И на «четвёрке», и на «зелёнке» были «роботы» - так называли пленных укров и проштрафившихся своих, которые под символическим конвоем выполняли те или иные хозяйственные работы − обычно тяжёлые и грязные. Все они были в гражданском, неряшливые, и резко выделялись среди одетых по форме ополченцев. На «зелёнке» кто-то додумался водить их в столовую в одно время с бойцами дивизиона и сажать не за отдельным столом, а вместе со всеми. Другим было наплевать, но меня подобные гримасы демократизма коробили до крайности. Ещё одно неприятное воспоминание от столовой - мытьё посуды после принятия пищи − на улице (вечером в темноте), холодной водой из-под крана, к которому выстраивалась очередь. Судомойки штатным расписанием предусмотрены не были.

«Квартирный вопрос»

Забота о личном составе, конечно, имела место, но какая-то неброская и ненавязчивая. При мне первые небоевые нелетальные потери, и потери серьёзные, артдивизион понёс из-за «квартирного вопроса». Как уже говорилось, служба в ополчении была сугубо добровольной - никакой мобилизации, никакой присяги, при желании можно было уволиться и покинуть расположение в течение часа (на боевых, разумеется, такой номер не прошёл бы, но под благовидным предлогом уезжали и оттуда). Было два альтернативных варианта: 1) объявить мобилизацию - тогда ряды ополчения сильно поредели бы (мне говорили об этом люди, близко знакомые с ситуацией); 2) заключить контракт с каждым бойцом хотя бы на один год - в этом случае, даже если брать по минимуму (скажем, 3000 гривен в месяц, хотя, отвечая на вопрос о пожеланиях, мне называли цифру 5000), у ополчения просто не сверстался бы бюджет. Поэтому всё было, как было.

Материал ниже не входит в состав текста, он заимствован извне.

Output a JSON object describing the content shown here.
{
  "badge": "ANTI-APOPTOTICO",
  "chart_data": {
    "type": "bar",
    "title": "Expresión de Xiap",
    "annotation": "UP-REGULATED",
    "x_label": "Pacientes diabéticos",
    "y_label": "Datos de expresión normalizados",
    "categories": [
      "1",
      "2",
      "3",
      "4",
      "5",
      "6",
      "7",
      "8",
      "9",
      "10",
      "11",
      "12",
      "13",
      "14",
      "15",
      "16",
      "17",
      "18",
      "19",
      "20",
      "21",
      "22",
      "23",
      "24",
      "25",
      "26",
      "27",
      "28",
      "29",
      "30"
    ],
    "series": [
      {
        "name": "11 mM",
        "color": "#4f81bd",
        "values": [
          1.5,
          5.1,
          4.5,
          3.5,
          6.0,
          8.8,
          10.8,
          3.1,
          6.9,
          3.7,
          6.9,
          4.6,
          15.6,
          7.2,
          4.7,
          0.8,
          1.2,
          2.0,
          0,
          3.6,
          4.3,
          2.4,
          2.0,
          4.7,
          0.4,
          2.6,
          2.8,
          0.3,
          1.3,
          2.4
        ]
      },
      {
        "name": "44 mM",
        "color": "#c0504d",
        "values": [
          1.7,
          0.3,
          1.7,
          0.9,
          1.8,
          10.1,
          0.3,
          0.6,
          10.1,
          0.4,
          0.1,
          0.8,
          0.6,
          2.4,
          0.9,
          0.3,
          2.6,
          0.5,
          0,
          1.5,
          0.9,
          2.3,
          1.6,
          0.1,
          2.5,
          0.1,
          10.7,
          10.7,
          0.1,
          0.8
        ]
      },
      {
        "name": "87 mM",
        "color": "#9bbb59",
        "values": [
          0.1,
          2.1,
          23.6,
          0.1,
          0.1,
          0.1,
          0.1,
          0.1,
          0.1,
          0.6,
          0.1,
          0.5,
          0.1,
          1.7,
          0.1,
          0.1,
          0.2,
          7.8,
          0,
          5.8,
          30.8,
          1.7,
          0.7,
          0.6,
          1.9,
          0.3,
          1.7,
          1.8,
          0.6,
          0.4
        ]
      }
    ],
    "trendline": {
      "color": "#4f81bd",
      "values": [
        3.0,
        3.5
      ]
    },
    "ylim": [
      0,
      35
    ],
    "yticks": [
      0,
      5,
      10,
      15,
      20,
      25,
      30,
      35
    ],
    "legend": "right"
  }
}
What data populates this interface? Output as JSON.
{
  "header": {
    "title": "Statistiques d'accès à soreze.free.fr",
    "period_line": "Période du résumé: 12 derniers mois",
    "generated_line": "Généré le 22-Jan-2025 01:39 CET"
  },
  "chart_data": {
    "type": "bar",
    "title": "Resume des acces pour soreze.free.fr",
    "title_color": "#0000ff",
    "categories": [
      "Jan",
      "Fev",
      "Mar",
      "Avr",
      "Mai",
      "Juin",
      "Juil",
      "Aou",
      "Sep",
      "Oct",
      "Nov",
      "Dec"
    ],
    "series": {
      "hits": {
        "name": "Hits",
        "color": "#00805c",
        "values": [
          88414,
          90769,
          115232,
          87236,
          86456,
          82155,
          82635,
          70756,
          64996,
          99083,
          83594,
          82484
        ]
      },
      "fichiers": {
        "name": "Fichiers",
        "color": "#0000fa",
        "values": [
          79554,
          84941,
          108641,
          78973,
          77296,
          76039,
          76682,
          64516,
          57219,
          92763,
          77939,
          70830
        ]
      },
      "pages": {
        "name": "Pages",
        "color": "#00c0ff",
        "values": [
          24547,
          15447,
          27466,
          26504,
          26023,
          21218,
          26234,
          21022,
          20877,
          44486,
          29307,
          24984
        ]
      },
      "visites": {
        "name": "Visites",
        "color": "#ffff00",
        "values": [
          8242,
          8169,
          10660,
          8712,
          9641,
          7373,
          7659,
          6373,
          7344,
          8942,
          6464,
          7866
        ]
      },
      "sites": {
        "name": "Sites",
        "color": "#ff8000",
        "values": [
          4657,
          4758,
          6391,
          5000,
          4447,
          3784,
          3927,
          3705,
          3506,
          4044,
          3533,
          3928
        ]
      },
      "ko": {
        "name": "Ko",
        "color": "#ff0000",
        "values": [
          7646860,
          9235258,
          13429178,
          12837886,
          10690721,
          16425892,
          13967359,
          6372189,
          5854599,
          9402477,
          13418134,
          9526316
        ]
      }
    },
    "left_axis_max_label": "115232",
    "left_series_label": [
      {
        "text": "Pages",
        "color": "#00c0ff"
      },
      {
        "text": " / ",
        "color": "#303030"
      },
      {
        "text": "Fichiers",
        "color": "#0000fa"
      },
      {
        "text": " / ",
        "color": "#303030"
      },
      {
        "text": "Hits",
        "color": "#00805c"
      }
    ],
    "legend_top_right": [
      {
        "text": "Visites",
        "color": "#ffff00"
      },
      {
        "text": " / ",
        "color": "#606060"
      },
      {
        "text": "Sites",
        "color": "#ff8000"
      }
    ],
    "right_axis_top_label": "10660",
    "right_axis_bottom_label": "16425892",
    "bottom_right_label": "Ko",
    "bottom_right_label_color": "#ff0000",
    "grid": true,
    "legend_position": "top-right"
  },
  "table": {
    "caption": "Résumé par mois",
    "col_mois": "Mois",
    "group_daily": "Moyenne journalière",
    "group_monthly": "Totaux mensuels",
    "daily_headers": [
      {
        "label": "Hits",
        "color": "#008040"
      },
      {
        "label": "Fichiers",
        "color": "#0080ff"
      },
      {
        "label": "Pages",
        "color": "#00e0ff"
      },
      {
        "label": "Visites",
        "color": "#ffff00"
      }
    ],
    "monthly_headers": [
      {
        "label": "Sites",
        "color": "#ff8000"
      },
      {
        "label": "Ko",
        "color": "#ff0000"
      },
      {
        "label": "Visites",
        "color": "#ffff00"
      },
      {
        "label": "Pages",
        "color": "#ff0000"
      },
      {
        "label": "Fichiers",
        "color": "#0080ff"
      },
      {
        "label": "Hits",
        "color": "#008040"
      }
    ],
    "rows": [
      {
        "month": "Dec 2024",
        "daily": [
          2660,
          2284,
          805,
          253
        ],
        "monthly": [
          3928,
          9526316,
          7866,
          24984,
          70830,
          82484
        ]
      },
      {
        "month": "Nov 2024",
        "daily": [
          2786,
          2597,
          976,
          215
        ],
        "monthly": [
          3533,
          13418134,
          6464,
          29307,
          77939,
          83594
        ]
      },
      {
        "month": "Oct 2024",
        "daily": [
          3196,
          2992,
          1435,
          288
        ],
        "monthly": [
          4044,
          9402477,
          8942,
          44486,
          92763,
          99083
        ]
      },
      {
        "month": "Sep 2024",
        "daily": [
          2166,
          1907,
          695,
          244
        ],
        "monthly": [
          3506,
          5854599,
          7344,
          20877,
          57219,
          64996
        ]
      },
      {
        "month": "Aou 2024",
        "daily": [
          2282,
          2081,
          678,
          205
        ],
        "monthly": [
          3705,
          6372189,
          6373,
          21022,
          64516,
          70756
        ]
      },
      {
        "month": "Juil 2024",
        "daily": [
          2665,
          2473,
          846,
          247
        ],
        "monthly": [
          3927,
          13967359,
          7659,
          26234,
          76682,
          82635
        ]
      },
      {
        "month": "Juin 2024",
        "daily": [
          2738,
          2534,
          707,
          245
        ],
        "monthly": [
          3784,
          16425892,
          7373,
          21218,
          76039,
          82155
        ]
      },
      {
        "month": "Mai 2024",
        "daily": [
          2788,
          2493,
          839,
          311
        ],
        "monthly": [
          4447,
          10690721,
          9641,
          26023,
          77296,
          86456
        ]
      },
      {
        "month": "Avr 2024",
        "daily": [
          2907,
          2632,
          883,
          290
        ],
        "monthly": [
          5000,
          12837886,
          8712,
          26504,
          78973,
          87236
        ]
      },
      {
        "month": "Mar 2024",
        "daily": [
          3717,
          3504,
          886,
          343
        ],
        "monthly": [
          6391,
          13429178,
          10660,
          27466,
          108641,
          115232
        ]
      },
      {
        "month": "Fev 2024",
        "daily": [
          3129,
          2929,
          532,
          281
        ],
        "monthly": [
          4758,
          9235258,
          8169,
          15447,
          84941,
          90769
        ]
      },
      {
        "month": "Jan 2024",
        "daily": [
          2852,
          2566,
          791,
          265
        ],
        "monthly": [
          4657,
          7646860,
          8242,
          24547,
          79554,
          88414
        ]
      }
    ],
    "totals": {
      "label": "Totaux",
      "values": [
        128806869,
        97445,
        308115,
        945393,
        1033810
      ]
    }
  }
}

«Квартирный кризис» разразился вскоре после возвращения с моего первого боевого выезда. Когда мы вернулись, у меня сменился заряжающий. Оказалось, что с гауптвахты (из подвала) выпустили Манго, место которого уже занял Ефан. Манго очень просился обратно в экипаж, за него хлопотал Индеец, и я обратился к комбату (Юниору) с предложением удовлетворить просьбу раскаявшегося грешника под мою ответственность. Просьба была удовлетворена. Манго, на мою радость - большой любитель тяжёлого рока, пообещал мне вести себя прилично, т. е. не пить и не орать на командира батареи, после чего мы с ним и с Индейцем пробанили ствол и почистили боёк. Тем же вечером была дана команда освободить маленькое помещение в большом ангаре (где было застолье) в котором парни, потратив время, вложив душу и сколько-то своих денег, организовали довольно уютное пространство для проживания и отдыха после боевых. Команда, аргументированная тем, что в ангаре будут базироваться «грады», вызвала бунт (это было уже третье по счёту их переселение), выразившийся в коллективном рапорте об увольнении. «Бунтовщики», попривыкшие к казацкой вольнице, конечно, погорячились (дело запросто могло кончиться трибуналом за саботаж), но и командование повело себя довольно странно.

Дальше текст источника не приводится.